Анастасия слабо усмехнулась.
- Страшно? – приподняла одну бровь Настя.
В глазах парня был страх. Был гнев
- Ты не говорила мне ни разу об этом, а какой-то Вершинин знал! Знал на протяжении восьми лет! - он был зол. Зол на нее. Эта злость убивала изнутри чувство любви.
- Да. Это так. Я предпочла Пашу тебе. Он никогда не орал на меня, не поднимал руку, не то, что ты.
- Скажи только одно. Ты сказала, что в тебе нет человечности, и никогда не было? То есть, ты меня никогда не любила?
Скажешь «любила» - провалишь миссию. Скажешь «не любила» - вытащишь друзей из этого места. А на кону множество жизней.
- Нет. Все фикция. Просто ты любил меня. Раньше. И я не хотела тебя разочаровывать. – Слова дались с неведанным трудом, но удалось это сказать без эмоций.
- Ну, раз мы на чистоту, то и я тебя никогда не любил. Кто тебя полюбит? Ты ж страшная. Я из жалости с тобой был, - спокойно проговорил Леша.
- Круто. Вот и решили, - улыбнулась Анастасия.

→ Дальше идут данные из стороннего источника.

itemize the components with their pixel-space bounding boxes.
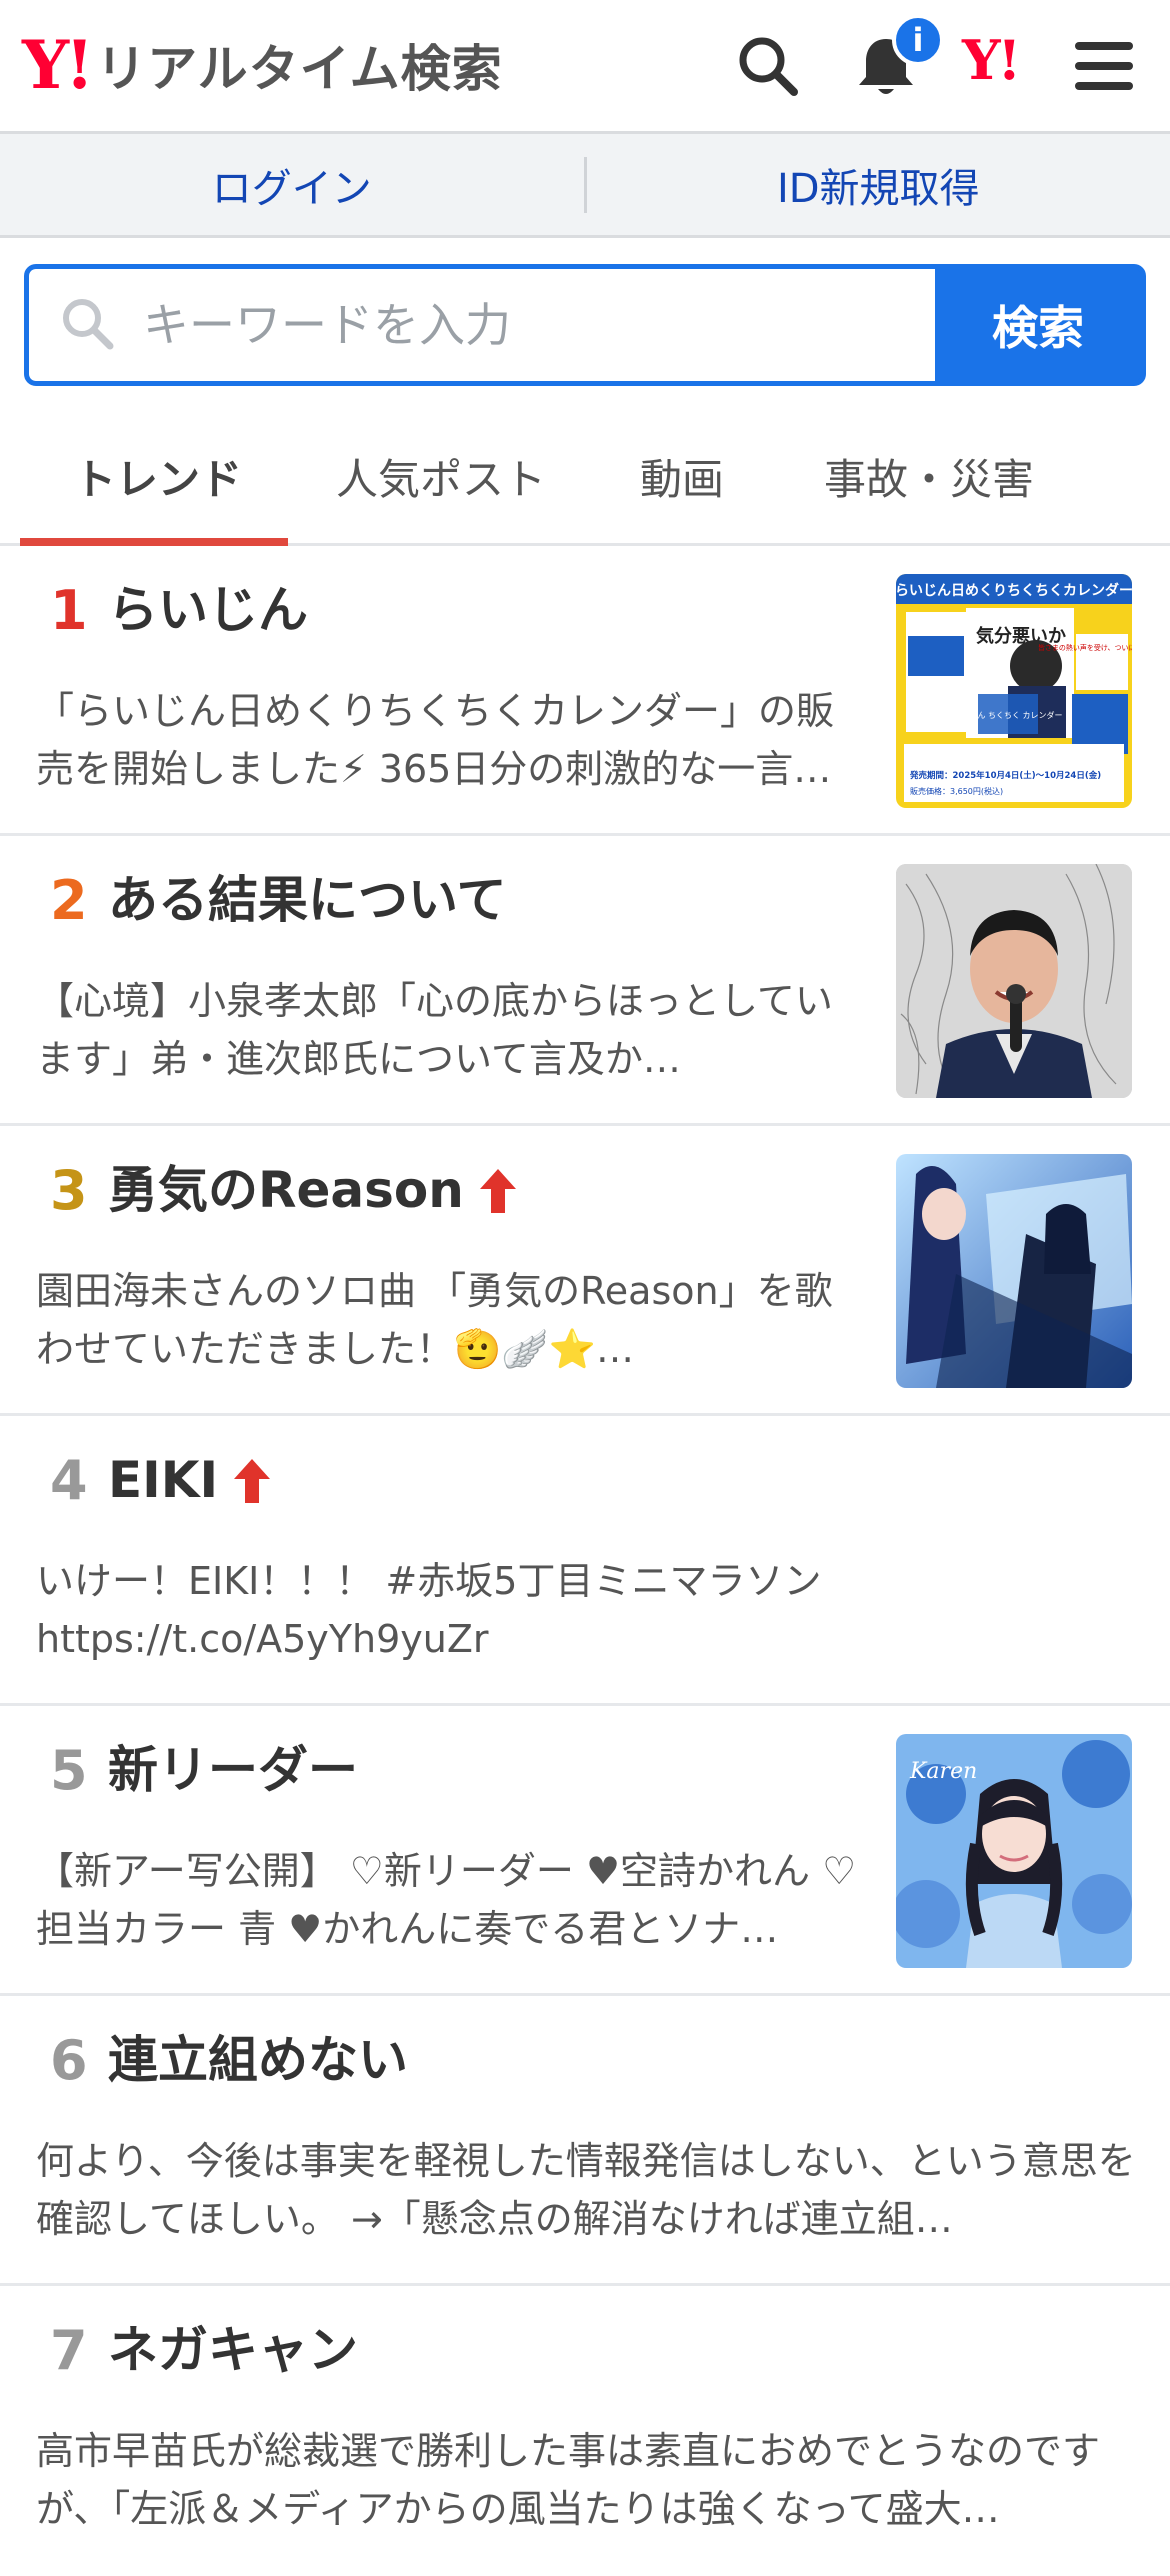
rising-arrow-icon [478,1167,518,1215]
trend-item-3[interactable]: 3 勇気のReason 園田海未さんのソロ曲 「勇気のReason」を歌わせてい… [0,1126,1170,1416]
trend-item-2[interactable]: 2 ある結果について 【心境】小泉孝太郎「心の底からほっとしています」弟・進次郎… [0,836,1170,1126]
yahoo-japan-logo-icon[interactable]: Y! [962,28,1018,92]
trend-rank: 7 [50,2324,88,2378]
trend-thumbnail-person[interactable] [896,864,1132,1098]
search-field-icon [59,295,115,355]
search-button[interactable]: 検索 [935,269,1141,381]
trend-description: 何より、今後は事実を軽視した情報発信はしない、という意思を確認してほしい。 →「… [36,2132,1136,2248]
trend-title: 連立組めない [108,2032,408,2090]
trend-rank: 3 [50,1164,88,1218]
tab-popular-posts[interactable]: 人気ポスト [336,446,546,507]
hamburger-menu-icon[interactable] [1064,26,1144,106]
trend-rank: 6 [50,2034,88,2088]
trend-item-5[interactable]: 5 新リーダー 【新アー写公開】 ♡新リーダー ♥空詩かれん ♡担当カラー 青 … [0,1706,1170,1996]
trend-description: 【新アー写公開】 ♡新リーダー ♥空詩かれん ♡担当カラー 青 ♥かれんに奏でる… [36,1842,866,1958]
app-header: Y! リアルタイム検索 i Y! [0,0,1170,134]
trend-title: 勇気のReason [108,1162,518,1220]
trend-description: いけー！EIKI！！！ #赤坂5丁目ミニマラソン https://t.co/A5… [36,1552,1136,1668]
trend-thumbnail-calendar[interactable]: らいじん日めくりちくちくカレンダー 気分悪いか 皆さまの熱い声を受け、ついに商品… [896,574,1132,808]
trend-description: 高市早苗氏が総裁選で勝利した事は素直におめでとうなのですが、「左派＆メディアから… [36,2422,1136,2538]
trend-description: 園田海未さんのソロ曲 「勇気のReason」を歌わせていただきました！🫡🪽⭐… [36,1262,866,1378]
trend-description: 【心境】小泉孝太郎「心の底からほっとしています」弟・進次郎氏について言及か… [36,972,866,1088]
search-input[interactable] [141,297,841,353]
trend-item-6[interactable]: 6 連立組めない 何より、今後は事実を軽視した情報発信はしない、という意思を確認… [0,1996,1170,2286]
trend-rank: 5 [50,1744,88,1798]
thumb-price-text: 販売価格：3,650円(税込) [910,786,1003,796]
thumb-banner-text: らいじん日めくりちくちくカレンダー [896,582,1132,599]
trend-title: ある結果について [108,872,507,930]
trend-thumbnail-idol[interactable]: Karen [896,1734,1132,1968]
search-icon[interactable] [728,26,808,106]
tab-accidents-disasters[interactable]: 事故・災害 [824,446,1034,507]
trend-thumbnail-anime[interactable] [896,1154,1132,1388]
trend-title: らいじん [108,582,308,640]
trend-rank: 2 [50,874,88,928]
trend-rank: 4 [50,1454,88,1508]
thumb-callout-text: 皆さまの熱い声を受け、ついに商品化!! [1038,643,1132,652]
thumb-caption-text: Karen [909,1759,977,1784]
category-tabs: トレンド 人気ポスト 動画 事故・災害 [0,410,1170,546]
trend-title: EIKI [108,1452,272,1510]
trend-description: 「らいじん日めくりちくちくカレンダー」の販売を開始しました⚡ 365日分の刺激的… [36,682,866,798]
search-box: 検索 [24,264,1146,386]
thumb-period-text: 発売期間：2025年10月4日(土)〜10月24日(金) [909,770,1101,781]
logo-text: リアルタイム検索 [96,29,503,101]
rising-arrow-icon [232,1457,272,1505]
trend-item-1[interactable]: 1 らいじん 「らいじん日めくりちくちくカレンダー」の販売を開始しました⚡ 36… [0,546,1170,836]
trend-rank: 1 [50,584,88,638]
yahoo-realtime-logo[interactable]: Y! リアルタイム検索 [22,30,503,100]
tab-videos[interactable]: 動画 [640,446,724,507]
login-bar: ログイン ID新規取得 [0,134,1170,238]
trend-item-4[interactable]: 4 EIKI いけー！EIKI！！！ #赤坂5丁目ミニマラソン https://… [0,1416,1170,1706]
tab-trend[interactable]: トレンド [74,446,242,507]
thumb-product-text: らいじん ちくちく カレンダー [953,710,1062,720]
logo-mark: Y! [22,32,90,98]
login-link[interactable]: ログイン [0,156,584,214]
trend-title: 新リーダー [108,1742,358,1800]
search-field [29,269,935,381]
signup-link[interactable]: ID新規取得 [587,156,1170,214]
trend-item-7[interactable]: 7 ネガキャン 高市早苗氏が総裁選で勝利した事は素直におめでとうなのですが、「左… [0,2286,1170,2576]
notification-badge: i [892,14,944,66]
trend-title: ネガキャン [108,2322,358,2380]
active-tab-indicator [20,538,288,546]
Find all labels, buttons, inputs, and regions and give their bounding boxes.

От этой улыбки у Горелова прожгло сердце. Он, развернувшись на пятках, вышел за дверь.
Девушка мгновенно скатилась по стене на пол.
Так нужно. Нужно. Нужно. Да кому это нужно? Лишаться любви? Нет никакой любви. Все. Точка. Как бы тебе хотелось зарыдать в подушку. Но нельзя. Любой приступ человечности равняется очередному приступу шизофрении. Помни, что ты это делаешь не для себя, а для тех, кто тебя окружает.
Парень мгновенно стал злым, как черт.
Внутри все ломило. Каждый вдох отказывался проходить сквозь легкие. В горле стоял ком. Он чувствовал себя Чудовищем, обидевшим свою Красавицу. И прекрасно понимал, что теперь уже ничего не будет. Все слова сказаны. Назвав ее «страшной» - ты тысячу раз проклял себя. Ты тысячу раз убил себя. Ты тысячу раз признал, какое ты Чудовище. И какая она Красавица.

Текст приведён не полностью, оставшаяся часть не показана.